Khrushchev and religion:

  • Khrushchev’s major anti-religious campaign started in 1958. Included the following measures:
    • Churches reopened during World War Two were reclosed.
    • Anti-religious propaganda reintroduced.
    • Anti-religious magazines were reintroduced, for example, Science and Religion, was published regularly from 1960.
    • Roman Catholic monasteries were closed in 1959.
    • Orthodox converts were placed under surveillance.
    • Patrols refused to let believers have access to holy sites.
  • Khrushchev also used the Soviet space programme to attack religion.
    • Yuri Gagarin commented that having travelled up to the heavens, he found no God.
    • Valentina Tereshkova, as the first woman in space, also argued that her trip into space led to the victory of atheism.
  • Khrushchev’s campaigns targeted female believers as government figures showed that 2/3 of Orthodox Churchgoers were women and 80% of Protestant Christians were women.
  • Concerned that women were passing on religious beliefs to their children.
  • Therefore, from 1960, a propaganda campaign encouraged men to take the leading role in education of their children.
  • Aspects of Khrushchev’s campaign succeeded, for example, the KGB closed down thousands of Churches, reducing the number of Orthodox Church buildings from 8000-5000 from 1958-1964.
  • However, women continued to protect their religious freedoms.
  • Some marched to defend Islam and Christianity.
    • Others took their children out of schools in order to counter the anti-religious campaigns and propaganda.

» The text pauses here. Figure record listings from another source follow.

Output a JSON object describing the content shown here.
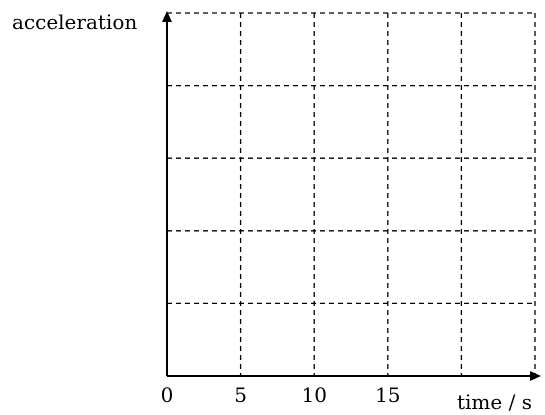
{
  "chart_data": {
    "type": "line",
    "title": "",
    "xlabel": "time / s",
    "ylabel": "acceleration",
    "x_ticks": [
      0,
      5,
      10,
      15
    ],
    "xlim": [
      0,
      25
    ],
    "y_grid_lines": 5,
    "grid": true,
    "grid_style": "dashed",
    "series": []
  },
  "colors": {
    "axis": "#000000",
    "grid": "#000000",
    "background": "#ffffff"
  }
}
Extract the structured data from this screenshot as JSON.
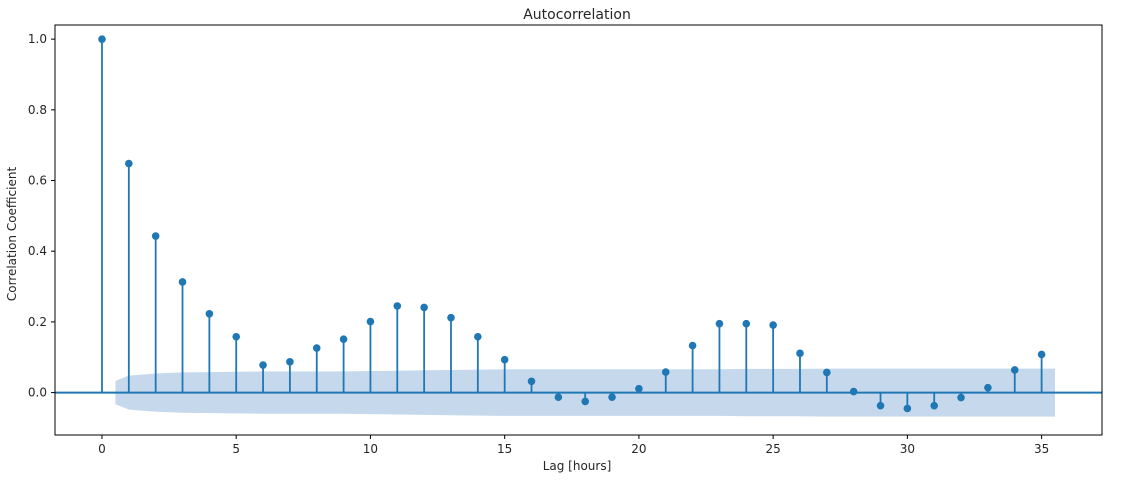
{
  "chart_data": {
    "type": "scatter",
    "subtype": "stem",
    "title": "Autocorrelation",
    "xlabel": "Lag [hours]",
    "ylabel": "Correlation Coefficient",
    "xlim": [
      -1.75,
      37.25
    ],
    "ylim": [
      -0.12,
      1.04
    ],
    "x_ticks": [
      0,
      5,
      10,
      15,
      20,
      25,
      30,
      35
    ],
    "y_ticks": [
      0.0,
      0.2,
      0.4,
      0.6,
      0.8,
      1.0
    ],
    "y_tick_labels": [
      "0.0",
      "0.2",
      "0.4",
      "0.6",
      "0.8",
      "1.0"
    ],
    "grid": false,
    "colors": {
      "series": "#1f77b4",
      "band": "#c6d9ec",
      "axis": "#000000"
    },
    "series": [
      {
        "x": [
          0,
          1,
          2,
          3,
          4,
          5,
          6,
          7,
          8,
          9,
          10,
          11,
          12,
          13,
          14,
          15,
          16,
          17,
          18,
          19,
          20,
          21,
          22,
          23,
          24,
          25,
          26,
          27,
          28,
          29,
          30,
          31,
          32,
          33,
          34,
          35
        ],
        "values": [
          1.0,
          0.648,
          0.443,
          0.313,
          0.223,
          0.158,
          0.078,
          0.087,
          0.126,
          0.151,
          0.201,
          0.245,
          0.241,
          0.212,
          0.158,
          0.093,
          0.032,
          -0.013,
          -0.025,
          -0.013,
          0.011,
          0.058,
          0.133,
          0.195,
          0.195,
          0.191,
          0.111,
          0.057,
          0.003,
          -0.037,
          -0.045,
          -0.037,
          -0.014,
          0.014,
          0.064,
          0.108
        ]
      }
    ],
    "confidence_band": {
      "x": [
        0.5,
        1,
        2,
        3,
        4,
        5,
        6,
        7,
        8,
        9,
        10,
        11,
        12,
        13,
        14,
        15,
        16,
        17,
        18,
        19,
        20,
        21,
        22,
        23,
        24,
        25,
        26,
        27,
        28,
        29,
        30,
        31,
        32,
        33,
        34,
        35,
        35.5
      ],
      "upper": [
        0.033,
        0.048,
        0.054,
        0.057,
        0.058,
        0.059,
        0.06,
        0.06,
        0.06,
        0.06,
        0.061,
        0.062,
        0.063,
        0.064,
        0.065,
        0.066,
        0.066,
        0.066,
        0.066,
        0.066,
        0.066,
        0.066,
        0.066,
        0.066,
        0.067,
        0.067,
        0.067,
        0.068,
        0.068,
        0.068,
        0.068,
        0.068,
        0.068,
        0.068,
        0.068,
        0.068,
        0.068
      ]
    }
  }
}
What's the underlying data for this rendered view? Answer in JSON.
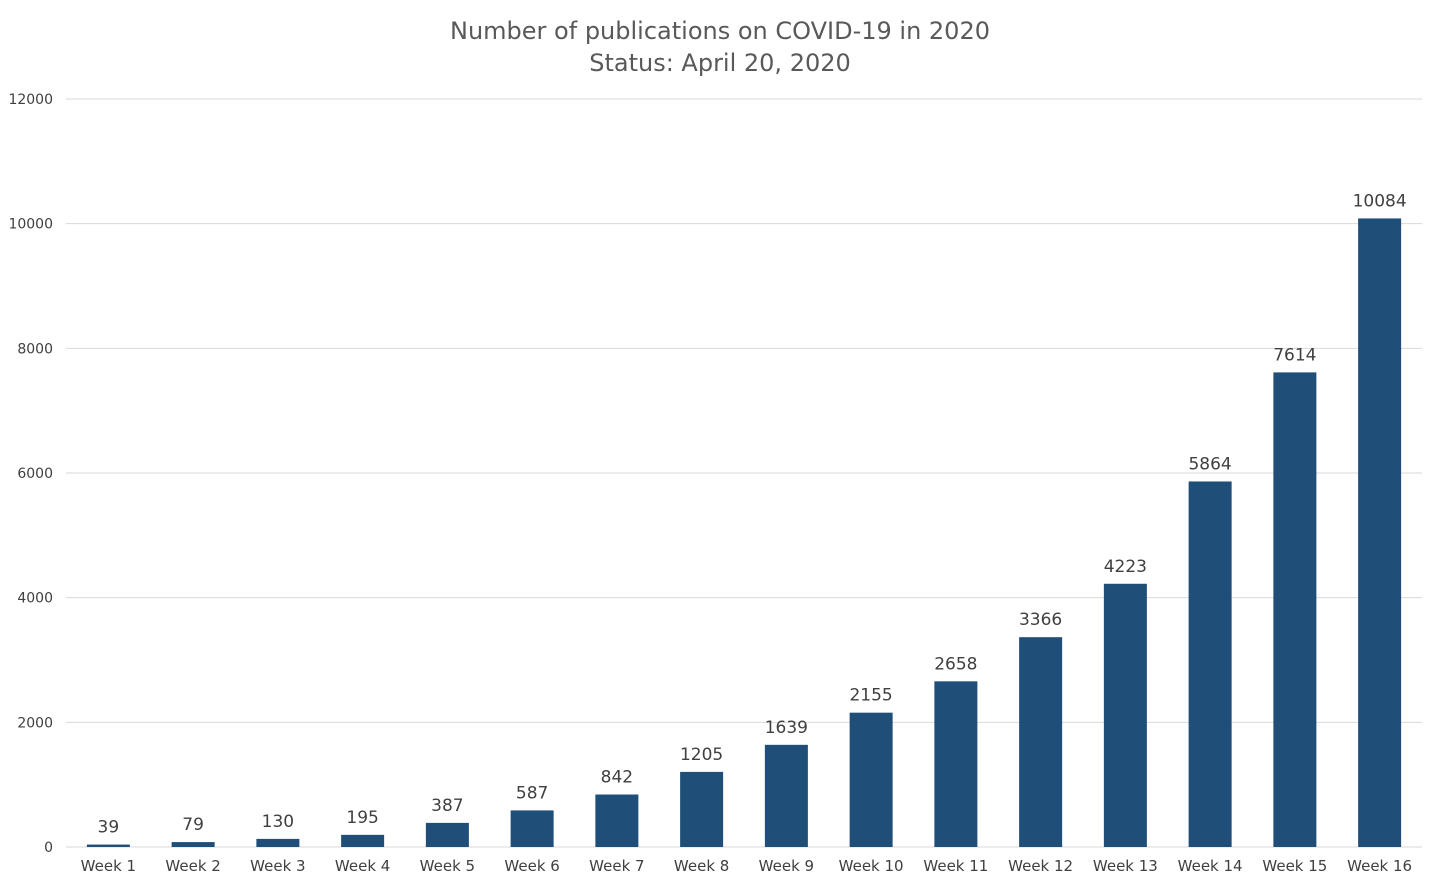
{
  "chart_data": {
    "type": "bar",
    "title": "Number of publications on COVID-19 in 2020",
    "subtitle": "Status: April 20, 2020",
    "xlabel": "",
    "ylabel": "",
    "categories": [
      "Week 1",
      "Week 2",
      "Week 3",
      "Week 4",
      "Week 5",
      "Week 6",
      "Week 7",
      "Week 8",
      "Week 9",
      "Week 10",
      "Week 11",
      "Week 12",
      "Week 13",
      "Week 14",
      "Week 15",
      "Week 16"
    ],
    "values": [
      39,
      79,
      130,
      195,
      387,
      587,
      842,
      1205,
      1639,
      2155,
      2658,
      3366,
      4223,
      5864,
      7614,
      10084
    ],
    "ylim": [
      0,
      12000
    ],
    "yticks": [
      0,
      2000,
      4000,
      6000,
      8000,
      10000,
      12000
    ],
    "grid": true,
    "legend": "none",
    "data_labels": true,
    "bar_color": "#1f4e79"
  }
}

Religion in the USSR, 1964-85:

  • Brezhnev ended Khrushchev’s overt campaign against religion.
  • Church closures stopped and so did poster campaigns/
  • Brezhnev advocated spreading atheism rather than attacking religious groups.
  • In 1968, he opened the Institute for Scientific Atheism which published articles in newspapers and advised teachers how to spread atheism in the classroom.
  • Brezhnev seeked allies in the Middle East, whilst other Soviet leaders described Islam as ‘Backwards and barbarian’
  • Under Brezhnev, the government started supporting anti-American Islamic groups.
    • As a consequence, in the late 1960’s, the government described Islam as: ‘progressive, anti-colonial and revolutionary creed’ that was compatible with socialism.
  • Brezhnev’s promotion of atheism did not lead to less people support religious groups.
  • No more churches or mosques closed.
  • 20% remained professing a religious faith.